Uma faísca estranha se aproxima do meu rosto, mas eu a lanço para longe novamente com meu escudo em chamas. E então, eu caio também, levando uma rasteira. Uma mão agarra meu ombro, queimando em faíscas, e dou uma cotovelada, acertando o queixo dele. O corpo inteiro de Jungkook transborda faíscas desconhecidas. Roxa e azul. Até onde iria seu dom? O que era aquilo?
Pego um punhado de terra para jogar em se rosto. Jeon fecha os olhos e isso me dá tempo para sair de seus braços. Com orgulho e ego ferido, lanço uma chama vermelha em sua direção, em forma de chicote. Jungkook desvia cada golpe, rolando e se abaixando como um verdadeiro soldado.
O herdeiro passa perto o suficiente para controlar minhas chamas e lançá-las em minha direção novamente. Droga, sinto cheiro de cabelo queimado. Inicio meu ataque, cansada de seus jogos, acertando em cheio seu rim com meus punhos fechados. Ele grunhe, mas responde à altura ao usar novamente meu fogo contra minhas costas. Minha pele enruga com as bolhas frescas. Mordo o lábio, não disposta a urrar de dor e dar esse gostinho ao príncipe. Ele deveria parar a lutar se soubesse como isso dói, dói muito. Meus joelhos fraquejam e minhas mãos vão de encontro ao chão.

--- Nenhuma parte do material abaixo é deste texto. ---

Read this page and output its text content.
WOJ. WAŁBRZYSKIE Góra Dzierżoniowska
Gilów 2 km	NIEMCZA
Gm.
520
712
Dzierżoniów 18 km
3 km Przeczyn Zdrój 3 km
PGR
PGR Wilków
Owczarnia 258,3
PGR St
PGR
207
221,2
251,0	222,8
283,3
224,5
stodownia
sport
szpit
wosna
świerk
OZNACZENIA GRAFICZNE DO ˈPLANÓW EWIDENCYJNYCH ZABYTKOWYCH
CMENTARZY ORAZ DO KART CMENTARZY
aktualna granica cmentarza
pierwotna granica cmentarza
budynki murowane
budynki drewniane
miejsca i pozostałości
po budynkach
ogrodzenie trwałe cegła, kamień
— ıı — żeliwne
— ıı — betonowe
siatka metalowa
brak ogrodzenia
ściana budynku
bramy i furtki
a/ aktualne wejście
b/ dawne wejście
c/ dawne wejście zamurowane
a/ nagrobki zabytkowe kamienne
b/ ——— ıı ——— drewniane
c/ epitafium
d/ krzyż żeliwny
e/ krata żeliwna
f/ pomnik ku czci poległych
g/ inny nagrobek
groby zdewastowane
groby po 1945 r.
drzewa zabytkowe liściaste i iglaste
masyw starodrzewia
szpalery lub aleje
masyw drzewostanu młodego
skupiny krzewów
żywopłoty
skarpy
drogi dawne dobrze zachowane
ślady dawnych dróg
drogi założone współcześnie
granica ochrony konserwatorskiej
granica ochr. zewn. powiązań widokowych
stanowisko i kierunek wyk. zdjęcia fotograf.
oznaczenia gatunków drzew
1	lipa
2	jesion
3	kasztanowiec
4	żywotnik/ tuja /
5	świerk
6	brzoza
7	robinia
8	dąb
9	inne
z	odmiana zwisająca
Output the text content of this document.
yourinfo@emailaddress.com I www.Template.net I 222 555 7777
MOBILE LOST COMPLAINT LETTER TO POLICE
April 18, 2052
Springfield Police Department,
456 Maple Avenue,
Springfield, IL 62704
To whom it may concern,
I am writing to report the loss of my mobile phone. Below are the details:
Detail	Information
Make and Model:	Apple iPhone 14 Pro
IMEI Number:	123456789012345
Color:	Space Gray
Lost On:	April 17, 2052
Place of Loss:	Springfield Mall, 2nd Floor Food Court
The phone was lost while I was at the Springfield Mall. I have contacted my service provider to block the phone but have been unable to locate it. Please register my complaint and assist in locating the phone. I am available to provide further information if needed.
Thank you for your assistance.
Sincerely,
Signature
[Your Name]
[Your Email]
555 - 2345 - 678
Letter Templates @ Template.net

Um braço se enrola na minha cintura, me derrubando completamente. Grito dessa vez, perdendo o controle. Chamas explodem das minhas mãos e Jungkook se joga para trás, fugindo da fúria das chamas.
Sinto meus olhos lagrimejarem pela dor presente, acabada por aquela pequena luta. Me levanto com os dedos cravados na terra. Um pouco distante, Jeon faz o mesmo. Seu novo cabelo está todo espetado e úmido pelo calor liberado. Ambos feridos e ambos orgulhosos demais para ceder. Toco o gramado ali mesmo, formando uma chama a partir de brasas. Disparo contra o garoto enquanto suas faíscam vem em minha direção de novo.

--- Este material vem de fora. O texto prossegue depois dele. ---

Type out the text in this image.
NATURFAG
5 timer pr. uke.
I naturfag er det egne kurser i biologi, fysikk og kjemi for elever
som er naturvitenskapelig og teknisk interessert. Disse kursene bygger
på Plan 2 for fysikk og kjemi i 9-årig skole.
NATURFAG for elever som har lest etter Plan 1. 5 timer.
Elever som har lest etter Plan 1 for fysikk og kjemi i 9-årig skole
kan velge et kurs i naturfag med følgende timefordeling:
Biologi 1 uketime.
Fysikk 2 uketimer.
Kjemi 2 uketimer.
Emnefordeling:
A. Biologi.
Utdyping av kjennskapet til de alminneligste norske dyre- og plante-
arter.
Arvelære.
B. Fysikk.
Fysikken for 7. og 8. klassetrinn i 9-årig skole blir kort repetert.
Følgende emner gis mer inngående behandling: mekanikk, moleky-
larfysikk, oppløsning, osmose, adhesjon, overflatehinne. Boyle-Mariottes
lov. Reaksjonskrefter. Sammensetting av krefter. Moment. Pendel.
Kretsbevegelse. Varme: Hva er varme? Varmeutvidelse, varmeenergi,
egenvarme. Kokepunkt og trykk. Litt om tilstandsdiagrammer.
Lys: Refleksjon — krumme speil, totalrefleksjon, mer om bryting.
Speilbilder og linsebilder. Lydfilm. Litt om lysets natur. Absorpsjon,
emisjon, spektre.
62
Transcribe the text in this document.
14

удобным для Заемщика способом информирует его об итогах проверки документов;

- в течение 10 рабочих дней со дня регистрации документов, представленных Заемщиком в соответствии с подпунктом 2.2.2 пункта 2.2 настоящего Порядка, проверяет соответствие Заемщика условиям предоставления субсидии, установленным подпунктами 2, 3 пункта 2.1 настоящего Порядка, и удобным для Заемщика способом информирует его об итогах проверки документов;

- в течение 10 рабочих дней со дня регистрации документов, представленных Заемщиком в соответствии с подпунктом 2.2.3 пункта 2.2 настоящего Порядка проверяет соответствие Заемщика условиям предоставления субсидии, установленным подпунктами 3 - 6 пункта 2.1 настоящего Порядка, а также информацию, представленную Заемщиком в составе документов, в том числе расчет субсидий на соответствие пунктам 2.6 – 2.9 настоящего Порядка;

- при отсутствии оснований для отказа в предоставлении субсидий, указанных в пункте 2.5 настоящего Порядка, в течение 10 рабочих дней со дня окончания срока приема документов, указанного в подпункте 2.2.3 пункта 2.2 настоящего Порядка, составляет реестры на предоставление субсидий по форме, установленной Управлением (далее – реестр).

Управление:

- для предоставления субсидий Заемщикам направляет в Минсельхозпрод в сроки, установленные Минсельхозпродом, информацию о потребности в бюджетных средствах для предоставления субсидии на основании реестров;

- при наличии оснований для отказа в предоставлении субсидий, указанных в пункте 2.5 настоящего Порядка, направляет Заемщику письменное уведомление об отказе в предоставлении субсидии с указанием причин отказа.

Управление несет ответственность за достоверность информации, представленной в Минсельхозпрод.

Ambos colidem, fazendo o chão tremer.
— Talvez seja melhor vocês lutarem no campo de armamentos na próxima vez – Namjoon fala de repente. Nem sabia que ele estava assistindo nos matarmos.

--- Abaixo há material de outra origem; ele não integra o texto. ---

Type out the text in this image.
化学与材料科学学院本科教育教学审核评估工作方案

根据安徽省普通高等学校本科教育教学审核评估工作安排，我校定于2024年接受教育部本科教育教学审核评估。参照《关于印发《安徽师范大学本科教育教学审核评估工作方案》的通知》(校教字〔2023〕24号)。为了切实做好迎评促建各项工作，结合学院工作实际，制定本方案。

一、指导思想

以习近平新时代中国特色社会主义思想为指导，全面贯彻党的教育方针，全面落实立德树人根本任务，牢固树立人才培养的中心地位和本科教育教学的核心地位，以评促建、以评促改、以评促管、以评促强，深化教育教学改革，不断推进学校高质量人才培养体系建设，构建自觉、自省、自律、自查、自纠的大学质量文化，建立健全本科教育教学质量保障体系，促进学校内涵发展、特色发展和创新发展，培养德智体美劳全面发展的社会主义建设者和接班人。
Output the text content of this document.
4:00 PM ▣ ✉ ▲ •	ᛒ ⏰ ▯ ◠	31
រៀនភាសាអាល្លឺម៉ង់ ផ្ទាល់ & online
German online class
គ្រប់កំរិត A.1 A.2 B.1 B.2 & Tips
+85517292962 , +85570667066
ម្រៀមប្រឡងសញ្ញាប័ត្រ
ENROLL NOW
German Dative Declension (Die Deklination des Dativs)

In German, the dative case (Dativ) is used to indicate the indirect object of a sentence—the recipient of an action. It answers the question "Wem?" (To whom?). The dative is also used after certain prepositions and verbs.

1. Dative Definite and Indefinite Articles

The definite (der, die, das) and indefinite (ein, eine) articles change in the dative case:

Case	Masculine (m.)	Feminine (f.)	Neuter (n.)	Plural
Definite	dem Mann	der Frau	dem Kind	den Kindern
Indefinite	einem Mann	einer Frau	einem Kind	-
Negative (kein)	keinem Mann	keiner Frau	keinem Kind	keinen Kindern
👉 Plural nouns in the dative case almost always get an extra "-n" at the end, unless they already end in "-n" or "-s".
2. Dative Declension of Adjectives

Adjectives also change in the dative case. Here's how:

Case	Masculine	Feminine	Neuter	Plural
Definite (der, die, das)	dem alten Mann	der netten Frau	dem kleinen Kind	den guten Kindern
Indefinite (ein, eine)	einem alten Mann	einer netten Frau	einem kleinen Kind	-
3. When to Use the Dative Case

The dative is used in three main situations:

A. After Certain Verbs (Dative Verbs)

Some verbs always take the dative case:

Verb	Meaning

Me sento no chão, em silêncio, grata pelo término. Até respirar faz minhas costas arderem.
Jeon dá um passo em minha direção e cai também, apoiando-se nos cotovelos. Sua respiração está ofegante enquanto crava seu olhar negro em meu corpo, avaliando cada machucado nele.
Observei o herdeiro pela primeira vez, curiosa. Seu corpo másculo estava queimado pelas chamas enquanto algumas feridas sangravam pela intensidade de chutes e golpes. Sorri com a cena, adorando aquilo.
— E eu pensando que uma queimadura em minha bochecha era muito – ele disse em uma risada nasal, se engasgando com o sangue vermelho que jorrava de sua boca. – Fiz algo tão errado para você me tratar assim? Não estava dessa forma de madrugada.
Virei meu rosto com sua fala, tirando o suor e terra acumulado em minha testa.
— Oh, sua situação é precária – insistiu, observando minhas costas no vivo. – Talvez eu pudesse...
— Não me toque! – lhe dei um belo tapa na mão quando ousou tocar minha pele aberta. – Eu jamais precisarei de sua ajuda ou algo do tipo, por favor.
O herdeiro me olhou nos olhos antes de contrair sua boca.
— Pensei que pudéssemos ter uma relação boa, mas pelo visto, está mais disposta em ver minha cabeça rolando por aí – dei de ombros, sem desviar o olhar. – Não sei se a senhorita percebeu, mas eu realmente gosto de desafios. Essa sua postura só me instiga mais em conquistar um espaço importante em sua vida.
— Pois deixe-me te dizer uma coisa – levantei com dificuldade. – Eu não sou um desafio que espera ser cumprido por um garoto metido a malvado. Sou bem mais que isso. Coloque-se em seu devido lugar e recorra as suas melhores atuações, não será fácil me manipular como todas aquelas donzelas se deixam apenas por um corpo sarado e cabelos loiros.
O herdeiro sorriu em minha direção quando me afastei.